Continuing my look at the finances and on-field results of Major League Soccer, I expand my earlier financial determinism study to the period between 2007 and 2011.  This period covers the entire Designated Player era.

As in the previous study, I use base salary information provided by the MLS Players Union, but converted club payroll figures to 2007 US dollars.  See this post for further details.  Incidentally, it's been brought to my attention that the salary figures from the Players' Union may not necessarily cover the true payroll costs of MLS clubs.  Is that accurate?  You're welcome to illuminate me if you're in a position to know — correspondence kept in strict confidence, of course.

Below is the scatter plot of payroll (in 2007 USD) and points per game for all teams that competed in MLS regular seasons from 2007 to 2011, a total of 75 observations.  Overlaid on the scatter plot is the regression line.

MLS_2007-2011

The intercept is 1.281, which corresponds to 44 points in a 34 match season, and the slope is 0.028, which means that for every $1 million in payroll (real 2007 dollars), the increase in points-per-game is 0.028.  That figure is not statistically significant, however.  Or greater interest is the R2 term, which indicates that just 2.7% of the variation in PPG over the past five seasons can be explained by team payroll.

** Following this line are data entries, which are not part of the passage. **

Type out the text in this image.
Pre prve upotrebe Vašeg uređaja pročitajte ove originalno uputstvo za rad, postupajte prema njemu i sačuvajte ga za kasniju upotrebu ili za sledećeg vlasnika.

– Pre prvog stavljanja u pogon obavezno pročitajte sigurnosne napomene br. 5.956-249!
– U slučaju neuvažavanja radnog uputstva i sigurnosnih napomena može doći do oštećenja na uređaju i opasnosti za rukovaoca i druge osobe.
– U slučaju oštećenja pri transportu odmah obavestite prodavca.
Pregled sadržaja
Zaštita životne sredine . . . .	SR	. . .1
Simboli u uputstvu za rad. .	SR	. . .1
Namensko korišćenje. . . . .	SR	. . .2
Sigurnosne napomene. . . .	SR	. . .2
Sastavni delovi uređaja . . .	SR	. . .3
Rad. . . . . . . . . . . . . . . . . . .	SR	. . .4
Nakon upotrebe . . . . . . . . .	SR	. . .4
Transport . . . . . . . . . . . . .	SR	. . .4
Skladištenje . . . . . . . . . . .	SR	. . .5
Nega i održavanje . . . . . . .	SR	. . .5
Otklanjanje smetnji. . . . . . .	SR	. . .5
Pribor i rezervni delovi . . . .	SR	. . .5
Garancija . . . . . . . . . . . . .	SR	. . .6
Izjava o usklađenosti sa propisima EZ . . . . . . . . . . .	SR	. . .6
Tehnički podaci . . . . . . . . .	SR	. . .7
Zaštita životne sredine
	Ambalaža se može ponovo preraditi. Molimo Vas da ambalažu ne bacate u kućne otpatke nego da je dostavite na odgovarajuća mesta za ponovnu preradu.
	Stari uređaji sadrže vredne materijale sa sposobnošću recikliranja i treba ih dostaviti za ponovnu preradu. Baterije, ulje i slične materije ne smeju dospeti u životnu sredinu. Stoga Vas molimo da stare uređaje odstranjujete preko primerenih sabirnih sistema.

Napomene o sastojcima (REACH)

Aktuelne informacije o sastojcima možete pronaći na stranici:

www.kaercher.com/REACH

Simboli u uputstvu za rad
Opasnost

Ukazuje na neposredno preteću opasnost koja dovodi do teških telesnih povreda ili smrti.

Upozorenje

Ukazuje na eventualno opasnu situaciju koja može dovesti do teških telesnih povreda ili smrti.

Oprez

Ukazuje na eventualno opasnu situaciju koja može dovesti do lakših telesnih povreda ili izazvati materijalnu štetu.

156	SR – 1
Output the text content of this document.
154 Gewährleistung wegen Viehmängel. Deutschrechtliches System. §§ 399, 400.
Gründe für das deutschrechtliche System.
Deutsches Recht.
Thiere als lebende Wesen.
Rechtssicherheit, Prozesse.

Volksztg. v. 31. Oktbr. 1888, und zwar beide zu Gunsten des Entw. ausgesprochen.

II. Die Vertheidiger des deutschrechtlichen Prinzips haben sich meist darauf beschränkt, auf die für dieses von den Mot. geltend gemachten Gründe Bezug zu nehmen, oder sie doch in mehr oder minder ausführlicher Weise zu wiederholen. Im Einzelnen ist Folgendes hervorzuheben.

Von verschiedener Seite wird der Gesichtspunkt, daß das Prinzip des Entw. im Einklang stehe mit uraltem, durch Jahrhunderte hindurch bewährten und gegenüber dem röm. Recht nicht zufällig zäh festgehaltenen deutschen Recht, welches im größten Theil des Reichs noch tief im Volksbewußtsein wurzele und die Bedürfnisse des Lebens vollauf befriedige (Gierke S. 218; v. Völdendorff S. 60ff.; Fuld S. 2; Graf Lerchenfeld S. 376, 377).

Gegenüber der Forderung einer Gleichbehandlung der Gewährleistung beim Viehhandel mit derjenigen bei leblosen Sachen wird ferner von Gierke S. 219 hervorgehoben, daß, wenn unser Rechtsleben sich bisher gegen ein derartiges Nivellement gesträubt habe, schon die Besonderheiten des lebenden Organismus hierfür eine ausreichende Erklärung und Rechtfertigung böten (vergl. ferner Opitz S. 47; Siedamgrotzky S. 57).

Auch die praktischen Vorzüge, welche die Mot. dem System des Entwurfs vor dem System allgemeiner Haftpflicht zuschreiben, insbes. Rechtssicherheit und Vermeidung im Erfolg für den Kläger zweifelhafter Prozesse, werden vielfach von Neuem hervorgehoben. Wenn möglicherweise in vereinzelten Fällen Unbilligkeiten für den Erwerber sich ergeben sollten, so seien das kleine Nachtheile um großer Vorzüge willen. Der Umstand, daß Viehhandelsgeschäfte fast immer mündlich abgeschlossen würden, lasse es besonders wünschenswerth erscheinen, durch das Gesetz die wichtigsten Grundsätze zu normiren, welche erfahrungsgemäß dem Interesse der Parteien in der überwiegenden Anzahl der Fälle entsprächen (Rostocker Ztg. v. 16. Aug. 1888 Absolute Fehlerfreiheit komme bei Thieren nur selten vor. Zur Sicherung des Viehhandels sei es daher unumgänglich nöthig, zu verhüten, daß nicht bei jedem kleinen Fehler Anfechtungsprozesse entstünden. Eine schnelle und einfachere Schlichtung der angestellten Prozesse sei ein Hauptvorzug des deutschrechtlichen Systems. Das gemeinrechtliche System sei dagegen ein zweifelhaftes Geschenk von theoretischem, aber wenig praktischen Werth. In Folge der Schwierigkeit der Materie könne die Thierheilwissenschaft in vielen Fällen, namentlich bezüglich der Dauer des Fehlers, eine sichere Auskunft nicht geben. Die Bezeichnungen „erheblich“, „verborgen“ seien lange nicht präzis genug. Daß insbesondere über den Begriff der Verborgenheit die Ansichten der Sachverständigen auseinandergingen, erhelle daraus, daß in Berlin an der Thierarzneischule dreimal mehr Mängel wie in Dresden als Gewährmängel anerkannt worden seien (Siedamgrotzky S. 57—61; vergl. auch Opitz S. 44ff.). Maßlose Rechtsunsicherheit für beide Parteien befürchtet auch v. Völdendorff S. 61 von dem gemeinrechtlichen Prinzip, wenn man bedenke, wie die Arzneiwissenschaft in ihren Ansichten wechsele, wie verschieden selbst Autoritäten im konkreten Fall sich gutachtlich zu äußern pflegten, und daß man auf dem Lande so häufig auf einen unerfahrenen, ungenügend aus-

In my previous post a number of commenters suggested that I remove the outliers from the regression and observe the changes in the terms.  Well I did do that and didn't see much of a difference, but for the sake of the argument let's remove the team payrolls above $5 million (2007 dollars) and recalculate:

MLS_2007-2011_u5m

With the reduced data set, the R2 term drops to 0.000.  That is, if you only look at teams below $5 million in real dollars, payroll has no relationship with on-field results.

Now the next question is whether there exists a payroll-performance relationship below $3 million.  Below is the plot for that data subset:

MLS_2007-2011_u3m

There is very little correlation between the payroll of this subset of teams and their on-field performance.  In fact, there is a very slight negative correlation — R2 is about 0.011.

For comparison with other American sports leagues, here is the payroll vs performance scatter plot for the 2010 NFL season (data from the Pat Hruby post on ESPN):

NFL_2010The R2 of the 2010 NFL regular season is .105, not too different from the .113 of the 2011 MLS season.  It must be stated that in 2010 the NFL was operating without a salary cap while a new CBA was being negotiated, so there is a much wider range between largest and smallest payrolls than in a typical season. (There is a salary floor of $108 million and a cap of $120 million in the 2011 season.)  So it's possible that in a given season the correlation between payroll and performance in the NFL is even smaller.

One could do similar analyses for the NBA and NHL, but I'll leave that to analysts who focus on those sports.

So whatever way you slice the data, Major League Soccer remains very much a parity league in the Designated Player era.  One suggestion has been to remove the Designated Players from the payroll analysis, but then you would have to remove their impact on league results, which is not at all a simple task.  Nevertheless, the data go a long way toward demonstrating that success in MLS depends on many factors, very few of which have to do with payments to players.